Introduction

Aberrations were introduced in Chapter 5 but only discussed qualitatively. Now they will be discussed quantitatively and in greater detail. Equations will be presented for calculating aberration levels as a function of system construction parameters, aperture stop size, conjugate plane positions and position of the object point in the field-of-view for any rotationally symmetric system. However, since the derivations of these equations are complex, space consuming and adequately covered in other texts, most of the equations will be presented here without any derivation. The equations will be mostly drawn from two texts: Hopkins (1950) and Welford (1986). Derivations of equations will only be included if the derivations are not adequately or suitably covered elsewhere.

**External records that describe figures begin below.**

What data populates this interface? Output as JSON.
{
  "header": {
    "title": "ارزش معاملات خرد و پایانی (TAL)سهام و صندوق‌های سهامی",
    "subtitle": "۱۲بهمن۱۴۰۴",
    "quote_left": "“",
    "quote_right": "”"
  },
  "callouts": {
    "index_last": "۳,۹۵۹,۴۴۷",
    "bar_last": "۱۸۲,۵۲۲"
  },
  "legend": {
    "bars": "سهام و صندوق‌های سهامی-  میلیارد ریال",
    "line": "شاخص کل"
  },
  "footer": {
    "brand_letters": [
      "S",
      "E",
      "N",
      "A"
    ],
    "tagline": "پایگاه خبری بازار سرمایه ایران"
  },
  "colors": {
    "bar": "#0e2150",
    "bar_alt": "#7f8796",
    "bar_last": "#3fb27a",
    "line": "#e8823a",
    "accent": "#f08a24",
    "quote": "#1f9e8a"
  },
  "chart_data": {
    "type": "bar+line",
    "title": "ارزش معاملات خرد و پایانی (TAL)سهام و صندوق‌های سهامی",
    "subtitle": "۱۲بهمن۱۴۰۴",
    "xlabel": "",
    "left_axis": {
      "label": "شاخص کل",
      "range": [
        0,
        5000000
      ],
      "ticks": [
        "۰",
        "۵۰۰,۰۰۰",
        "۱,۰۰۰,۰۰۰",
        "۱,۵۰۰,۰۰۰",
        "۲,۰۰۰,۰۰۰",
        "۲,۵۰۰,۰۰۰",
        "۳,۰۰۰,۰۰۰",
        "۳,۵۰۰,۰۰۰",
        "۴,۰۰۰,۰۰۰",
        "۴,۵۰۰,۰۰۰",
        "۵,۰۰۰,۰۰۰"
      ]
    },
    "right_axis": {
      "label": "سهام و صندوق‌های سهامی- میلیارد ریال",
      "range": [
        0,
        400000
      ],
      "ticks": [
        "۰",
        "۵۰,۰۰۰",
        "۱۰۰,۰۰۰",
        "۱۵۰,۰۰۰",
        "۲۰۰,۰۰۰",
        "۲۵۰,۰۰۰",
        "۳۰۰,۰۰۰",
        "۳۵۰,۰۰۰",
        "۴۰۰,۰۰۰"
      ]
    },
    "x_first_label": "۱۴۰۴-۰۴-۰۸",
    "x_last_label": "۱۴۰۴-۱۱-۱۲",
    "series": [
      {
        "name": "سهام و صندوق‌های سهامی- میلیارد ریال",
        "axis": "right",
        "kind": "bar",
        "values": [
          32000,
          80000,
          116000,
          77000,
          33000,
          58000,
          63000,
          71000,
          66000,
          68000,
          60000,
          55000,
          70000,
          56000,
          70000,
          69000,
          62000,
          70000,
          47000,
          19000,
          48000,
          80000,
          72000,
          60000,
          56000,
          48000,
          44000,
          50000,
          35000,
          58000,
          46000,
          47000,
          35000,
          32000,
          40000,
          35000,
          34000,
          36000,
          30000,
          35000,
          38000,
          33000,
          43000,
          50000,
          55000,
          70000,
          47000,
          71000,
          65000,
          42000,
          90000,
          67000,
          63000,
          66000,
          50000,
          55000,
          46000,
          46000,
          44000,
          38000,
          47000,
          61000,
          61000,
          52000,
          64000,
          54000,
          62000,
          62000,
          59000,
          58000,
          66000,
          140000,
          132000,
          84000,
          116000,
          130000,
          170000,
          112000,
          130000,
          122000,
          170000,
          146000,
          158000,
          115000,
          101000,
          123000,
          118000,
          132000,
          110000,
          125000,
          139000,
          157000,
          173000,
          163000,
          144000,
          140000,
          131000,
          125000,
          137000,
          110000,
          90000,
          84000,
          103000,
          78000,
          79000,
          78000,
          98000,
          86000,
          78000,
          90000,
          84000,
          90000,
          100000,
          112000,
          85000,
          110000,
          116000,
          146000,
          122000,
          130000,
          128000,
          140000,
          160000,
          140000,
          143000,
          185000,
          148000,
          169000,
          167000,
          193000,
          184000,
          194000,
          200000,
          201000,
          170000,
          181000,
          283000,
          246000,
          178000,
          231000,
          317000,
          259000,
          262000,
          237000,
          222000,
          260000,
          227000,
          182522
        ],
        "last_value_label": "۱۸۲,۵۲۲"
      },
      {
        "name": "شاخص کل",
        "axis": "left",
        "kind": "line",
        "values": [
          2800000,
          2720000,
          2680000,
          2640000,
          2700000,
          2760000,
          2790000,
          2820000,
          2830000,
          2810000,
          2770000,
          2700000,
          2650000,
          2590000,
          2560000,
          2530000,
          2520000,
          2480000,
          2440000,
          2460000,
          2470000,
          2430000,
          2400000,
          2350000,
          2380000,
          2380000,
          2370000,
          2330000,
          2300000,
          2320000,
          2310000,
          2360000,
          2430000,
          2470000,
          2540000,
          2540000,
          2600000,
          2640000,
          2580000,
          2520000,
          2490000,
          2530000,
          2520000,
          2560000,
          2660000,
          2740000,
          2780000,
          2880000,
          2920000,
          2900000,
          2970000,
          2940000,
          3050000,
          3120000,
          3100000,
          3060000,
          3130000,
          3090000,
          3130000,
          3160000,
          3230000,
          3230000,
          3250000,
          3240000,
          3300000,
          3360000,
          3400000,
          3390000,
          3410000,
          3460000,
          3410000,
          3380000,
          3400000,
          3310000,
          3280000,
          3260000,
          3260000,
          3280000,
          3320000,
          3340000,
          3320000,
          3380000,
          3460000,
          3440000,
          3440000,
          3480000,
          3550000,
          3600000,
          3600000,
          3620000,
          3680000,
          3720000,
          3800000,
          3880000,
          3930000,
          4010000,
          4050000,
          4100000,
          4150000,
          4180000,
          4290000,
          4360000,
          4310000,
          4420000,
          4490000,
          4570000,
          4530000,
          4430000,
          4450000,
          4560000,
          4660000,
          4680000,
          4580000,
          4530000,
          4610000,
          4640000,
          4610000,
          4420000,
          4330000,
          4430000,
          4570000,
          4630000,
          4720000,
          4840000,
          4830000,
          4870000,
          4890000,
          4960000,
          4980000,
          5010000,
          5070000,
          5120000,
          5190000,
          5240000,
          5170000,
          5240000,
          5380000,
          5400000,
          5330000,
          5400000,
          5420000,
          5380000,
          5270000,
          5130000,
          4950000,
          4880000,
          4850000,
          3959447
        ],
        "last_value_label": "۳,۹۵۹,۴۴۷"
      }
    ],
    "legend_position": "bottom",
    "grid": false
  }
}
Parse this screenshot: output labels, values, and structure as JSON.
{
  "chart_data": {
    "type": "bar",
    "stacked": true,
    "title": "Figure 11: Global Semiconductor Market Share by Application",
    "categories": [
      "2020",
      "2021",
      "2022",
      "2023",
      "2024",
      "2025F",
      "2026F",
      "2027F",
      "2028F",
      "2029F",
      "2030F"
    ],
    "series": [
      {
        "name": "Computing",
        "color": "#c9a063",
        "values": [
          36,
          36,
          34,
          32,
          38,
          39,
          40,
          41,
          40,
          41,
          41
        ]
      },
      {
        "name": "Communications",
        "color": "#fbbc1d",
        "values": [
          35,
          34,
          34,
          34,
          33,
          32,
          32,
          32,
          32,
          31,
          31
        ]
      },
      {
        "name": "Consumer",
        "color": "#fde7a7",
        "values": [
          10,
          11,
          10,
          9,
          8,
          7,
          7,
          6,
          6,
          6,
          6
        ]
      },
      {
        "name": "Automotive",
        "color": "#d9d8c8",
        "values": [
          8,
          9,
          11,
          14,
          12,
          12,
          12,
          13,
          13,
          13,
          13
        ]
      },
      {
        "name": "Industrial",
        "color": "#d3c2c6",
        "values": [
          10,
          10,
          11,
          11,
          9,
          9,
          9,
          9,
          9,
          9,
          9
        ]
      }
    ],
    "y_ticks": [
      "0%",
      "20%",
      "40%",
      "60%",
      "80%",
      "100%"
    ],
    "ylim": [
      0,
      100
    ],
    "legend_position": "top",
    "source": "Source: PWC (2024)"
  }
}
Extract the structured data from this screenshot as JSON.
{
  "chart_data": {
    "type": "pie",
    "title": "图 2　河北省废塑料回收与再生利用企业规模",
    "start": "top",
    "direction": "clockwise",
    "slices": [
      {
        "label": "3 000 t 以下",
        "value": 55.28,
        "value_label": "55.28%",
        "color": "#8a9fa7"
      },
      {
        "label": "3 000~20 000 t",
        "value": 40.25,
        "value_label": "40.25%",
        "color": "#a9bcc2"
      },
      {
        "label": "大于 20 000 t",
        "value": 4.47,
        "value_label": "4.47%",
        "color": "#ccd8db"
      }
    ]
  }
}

The calculation of exact aberrations requires time consuming and tedious tracing of real rays. On the other hand, an estimate of the aberration levels can be found relatively simply from the results of two suitable paraxial ray traces. For many purposes, these estimates of aberration levels are adequate. The two paraxial rays are the marginal and pupil rays. The ray angles {u} and ray heights {h} along with other system constructional parameters are fed into equations for the calculations of these aberrations. One such set of equations is the Seidel aberration equations and the resulting estimates of aberrations are called Seidel aberrations. These equations will be introduced and discussed in the next section. While these equations are approximate, they have three very useful attributes: (a) they allow the identification and quantification of different aberration types such as spherical aberration and coma, (b) they give the aberration contribution by each surface and (c) they become more accurate the smaller the aperture and field size.